Austerity policies — nothing but kindergarten economics

25 Jul, 2016 at 18:51 | Posted in Economics | 2 Comments

I definitely recommend everyone to watch this well-argued interview with Steve Keen.

To many conservative and neoliberal politicians and economists there seems to be a spectre haunting the United States and Europe today — Keynesian ideas on governments pursuing policies raising effective demand and supporting employment. And some of the favourite arguments used among these Keynesophobics to fight it are the confidence argument and the doctrine of ‘sound finance.’

Is this witless crusade against economic reason new? Not at all!

kale It should be first stated that, although most economists are now agreed that full employment may be achieved by government spending, this was by no means the case even in the recent past. Among the opposers of this doctrine there were (and still are) prominent so-called ‘economic experts’ closely connected with banking and industry. This suggests that there is a political background in the opposition to the full employment doctrine, even though the arguments advanced are economic. That is not to say that people who advance them do not believe in their economics, poor though this is. But obstinate ignorance is usually a manifestation of underlying political motives …

Clearly, higher output and employment benefit not only workers but entrepreneurs as well, because the latter’s profits rise. And the policy of full employment outlined above does not encroach upon profits because it does not involve any additional taxation. The entrepreneurs in the slump are longing for a boom; why do they not gladly accept the synthetic boom which the government is able to offer them? It is this difficult and fascinating question with which we intend to deal in this article …

We shall deal first with the reluctance of the ‘captains of industry’ to accept government intervention in the matter of employment. Every widening of state activity is looked upon by business with suspicion, but the creation of employment by government spending has a special aspect which makes the opposition particularly intense. Under a laissez-faire system the level of employment depends to a great extent on the so-called state of confidence. If this deteriorates, private investment declines, which results in a fall of output and employment (both directly and through the secondary effect of the fall in incomes upon consumption and investment). This gives the capitalists a powerful indirect control over government policy: everything which may shake the state of confidence must be carefully avoided because it would cause an economic crisis. But once the government learns the trick of increasing employment by its own purchases, this powerful controlling device loses its effectiveness. Hence budget deficits necessary to carry out government intervention must be regarded as perilous. The social function of the doctrine of ‘sound finance’ is to make the level of employment dependent on the state of confidence.

Michal Kalecki Political aspects of full employment  (1943)


  1. Kalecki: “Among the opposers of this doctrine there were (and still are) prominent so-called ‘economic experts’ closely connected with banking and industry. This suggests that there is a political background in the opposition to the full employment doctrine …”

    I am not convinced that people necessarily have “underlying political motives” simply because they do not agree with me. And if it seems to me that “their economics [is] poor”, it quite likely seems to them that my economics is poor. That may well be. But when both sides are accusing each other of having political agendas, the econ is obviously better elsewhere.

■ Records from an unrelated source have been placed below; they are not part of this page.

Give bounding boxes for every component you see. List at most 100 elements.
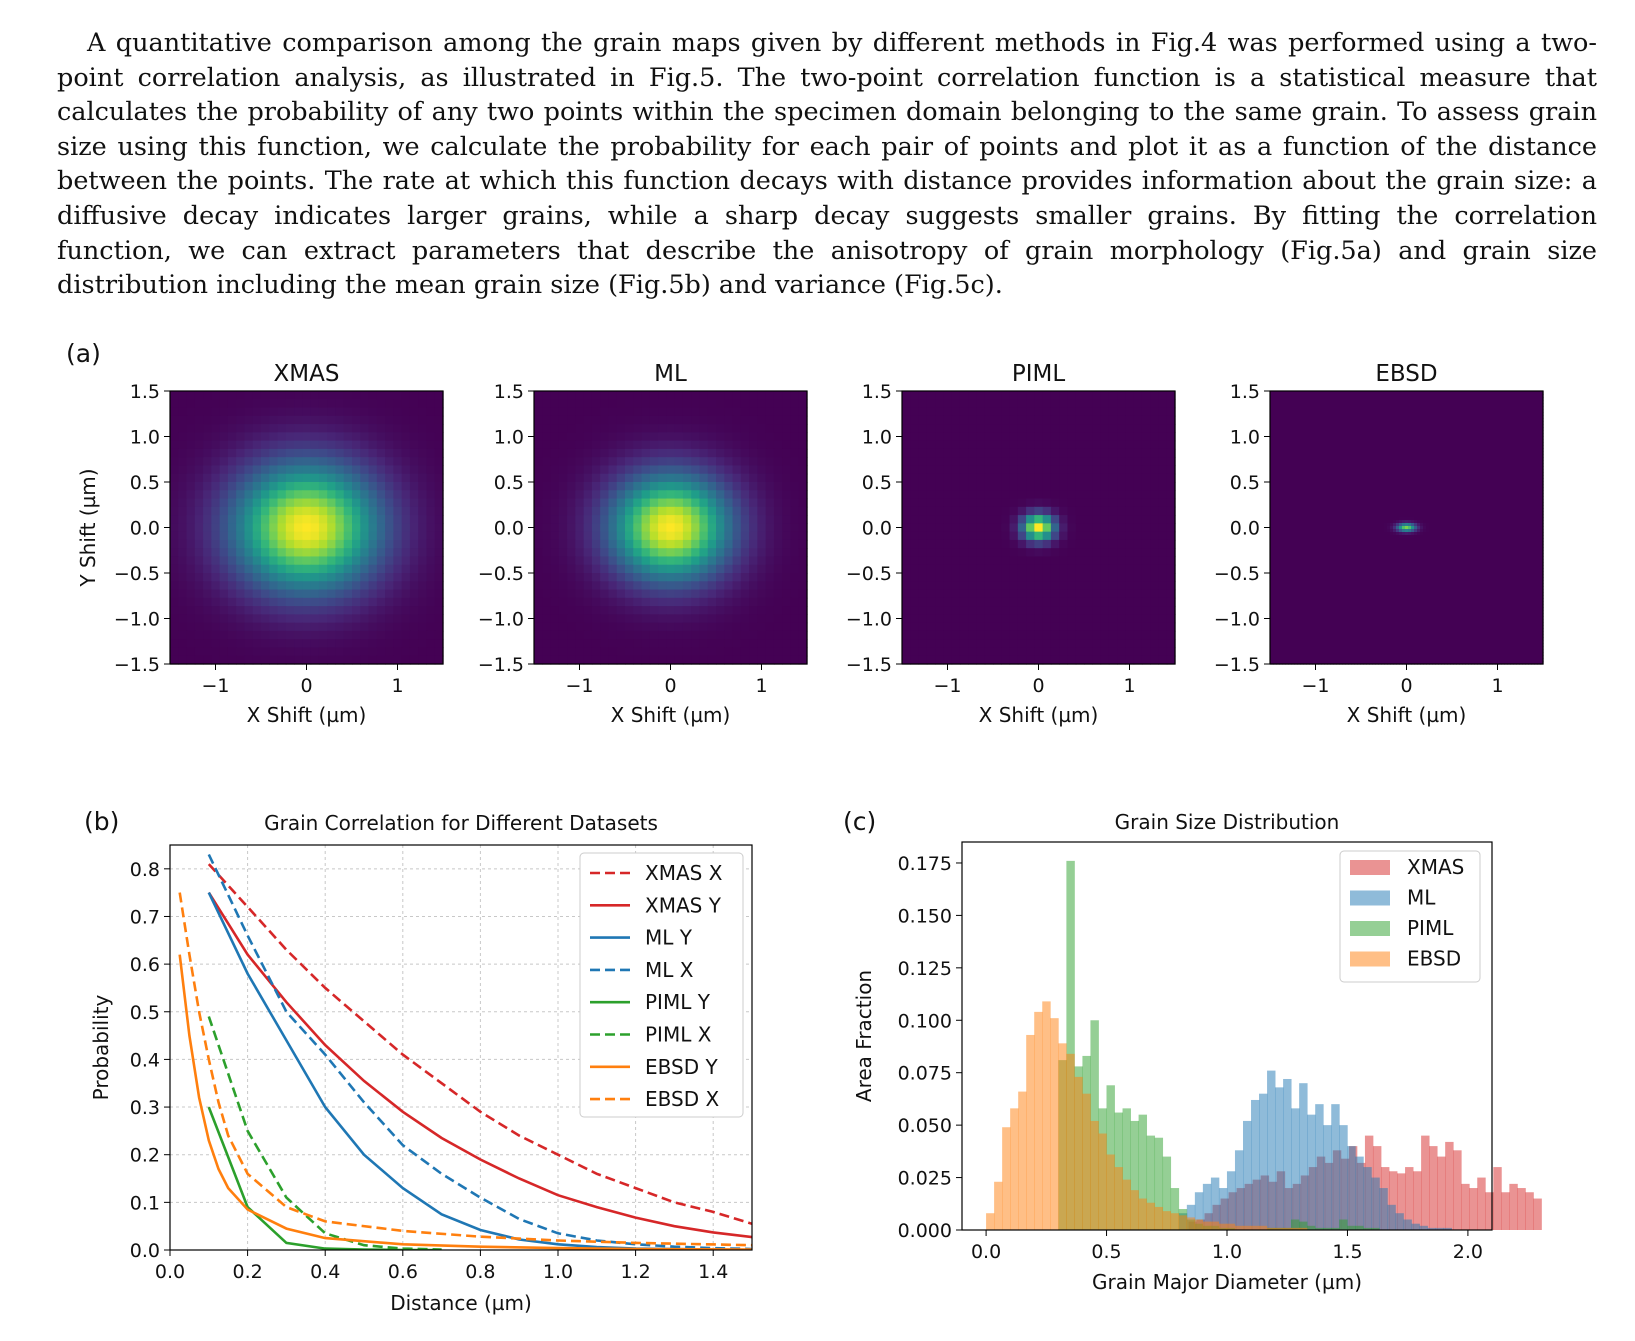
- heatmap-cell: [591, 597, 601, 607]
- heatmap-cell: [376, 647, 386, 657]
- heatmap-cell: [1294, 400, 1298, 404]
- heatmap-cell: [1026, 622, 1035, 632]
- heatmap-cell: [1125, 490, 1135, 500]
- heatmap-cell: [757, 539, 767, 549]
- heatmap-cell: [798, 639, 808, 649]
- heatmap-cell: [1516, 436, 1520, 440]
- heatmap-cell: [376, 523, 386, 533]
- heatmap-cell: [1117, 424, 1126, 433]
- x-tick-label: 0: [1032, 675, 1044, 697]
- heatmap-cell: [1492, 403, 1496, 407]
- heatmap-cell: [583, 415, 593, 425]
- heatmap-cell: [1411, 430, 1415, 434]
- heatmap-cell: [1393, 442, 1397, 446]
- heatmap-cell: [749, 473, 758, 483]
- heatmap-cell: [550, 465, 560, 475]
- heatmap-cell: [178, 432, 188, 442]
- heatmap-cell: [1001, 424, 1011, 433]
- heatmap-cell: [285, 622, 295, 632]
- heatmap-cell: [1375, 412, 1379, 416]
- heatmap-cell: [1372, 415, 1376, 419]
- heatmap-cell: [1141, 424, 1151, 433]
- heatmap-cell: [1372, 427, 1376, 431]
- heatmap-cell: [674, 457, 684, 467]
- heatmap-cell: [649, 498, 659, 508]
- heatmap-cell: [641, 581, 651, 591]
- heatmap-cell: [1450, 391, 1454, 395]
- heatmap-cell: [434, 407, 444, 417]
- heatmap-cell: [707, 498, 717, 508]
- heatmap-cell: [1408, 397, 1412, 401]
- heatmap-cell: [1531, 409, 1535, 413]
- heatmap-cell: [434, 415, 444, 425]
- heatmap-cell: [951, 573, 961, 582]
- heatmap-cell: [1510, 394, 1514, 398]
- heatmap-cell: [1034, 407, 1044, 417]
- heatmap-cell: [633, 630, 643, 640]
- heatmap-cell: [385, 639, 394, 649]
- heatmap-cell: [625, 432, 634, 442]
- heatmap-cell: [542, 490, 552, 500]
- heatmap-cell: [1042, 548, 1052, 558]
- heatmap-cell: [1133, 639, 1143, 649]
- heatmap-cell: [1393, 424, 1397, 428]
- heatmap-cell: [1486, 415, 1490, 419]
- heatmap-cell: [376, 399, 386, 409]
- heatmap-cell: [1034, 655, 1044, 665]
- heatmap-cell: [302, 523, 312, 533]
- heatmap-cell: [1042, 424, 1052, 433]
- heatmap-cell: [682, 465, 692, 475]
- heatmap-cell: [426, 655, 436, 665]
- heatmap-cell: [269, 647, 279, 657]
- heatmap-cell: [1486, 418, 1490, 422]
- heatmap-cell: [1510, 442, 1514, 446]
- heatmap-cell: [186, 556, 196, 566]
- heatmap-cell: [335, 506, 345, 516]
- heatmap-cell: [1150, 399, 1160, 409]
- heatmap-cell: [227, 589, 237, 599]
- heatmap-cell: [918, 391, 928, 400]
- heatmap-cell: [1447, 430, 1451, 434]
- heatmap-cell: [1528, 415, 1532, 419]
- heatmap-cell: [1042, 564, 1052, 574]
- heatmap-cell: [1117, 523, 1126, 533]
- heatmap-cell: [1321, 445, 1325, 449]
- heatmap-cell: [926, 440, 936, 450]
- heatmap-cell: [1504, 439, 1508, 443]
- heatmap-cell: [542, 655, 552, 665]
- heatmap-cell: [1522, 442, 1526, 446]
- heatmap-cell: [1468, 439, 1472, 443]
- heatmap-cell: [219, 490, 229, 500]
- heatmap-cell: [798, 630, 808, 640]
- heatmap-cell: [211, 415, 221, 425]
- heatmap-cell: [699, 498, 709, 508]
- heatmap-cell: [1150, 639, 1160, 649]
- heatmap-cell: [352, 630, 361, 640]
- heatmap-cell: [352, 531, 361, 541]
- heatmap-cell: [1026, 490, 1035, 500]
- heatmap-cell: [707, 465, 717, 475]
- heatmap-cell: [1092, 457, 1102, 467]
- heatmap-cell: [534, 548, 543, 558]
- heatmap-cell: [1516, 421, 1520, 425]
- heatmap-cell: [740, 630, 750, 640]
- heatmap-cell: [1459, 391, 1463, 395]
- heatmap-cell: [649, 548, 659, 558]
- heatmap-cell: [625, 448, 634, 458]
- heatmap-cell: [211, 606, 221, 615]
- heatmap-cell: [1390, 409, 1394, 413]
- heatmap-cell: [935, 556, 944, 566]
- heatmap-cell: [1366, 436, 1370, 440]
- heatmap-cell: [666, 564, 676, 574]
- heatmap-cell: [1510, 397, 1514, 401]
- heatmap-cell: [608, 548, 618, 558]
- heatmap-cell: [1474, 424, 1478, 428]
- heatmap-cell: [418, 531, 428, 541]
- heatmap-cell: [633, 399, 643, 409]
- heatmap-cell: [1075, 622, 1085, 632]
- heatmap-cell: [749, 440, 758, 450]
- heatmap-cell: [1507, 433, 1511, 437]
- heatmap-cell: [1084, 614, 1093, 624]
- heatmap-cell: [252, 589, 262, 599]
- heatmap-cell: [1492, 412, 1496, 416]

    If the experts are “closely connected with banking and industry” then maybe the problem is that they are doing micro when they should be doing macro… Oh! It seems David Chester and I share this view.

  2. If Steve were to call it micro-economic not kindergarden kind of thinking, then I would agree. Then the problem is that economists fail to separate the concepts of micro- and macro- and still think that macro is scaled up micro. This is not true. We need to study macro as an independent subject, which I am pleased to note, is how Steve does present the situation. However Steve fails to mention that as the price of land grows and the banks continue to circulate the greater sums for its sale and purchase, so other borrowing become more limited and therefore that a means of reduction in land values would stop the crisis from growing. Of course the means that I and others advocate is a tax on land values.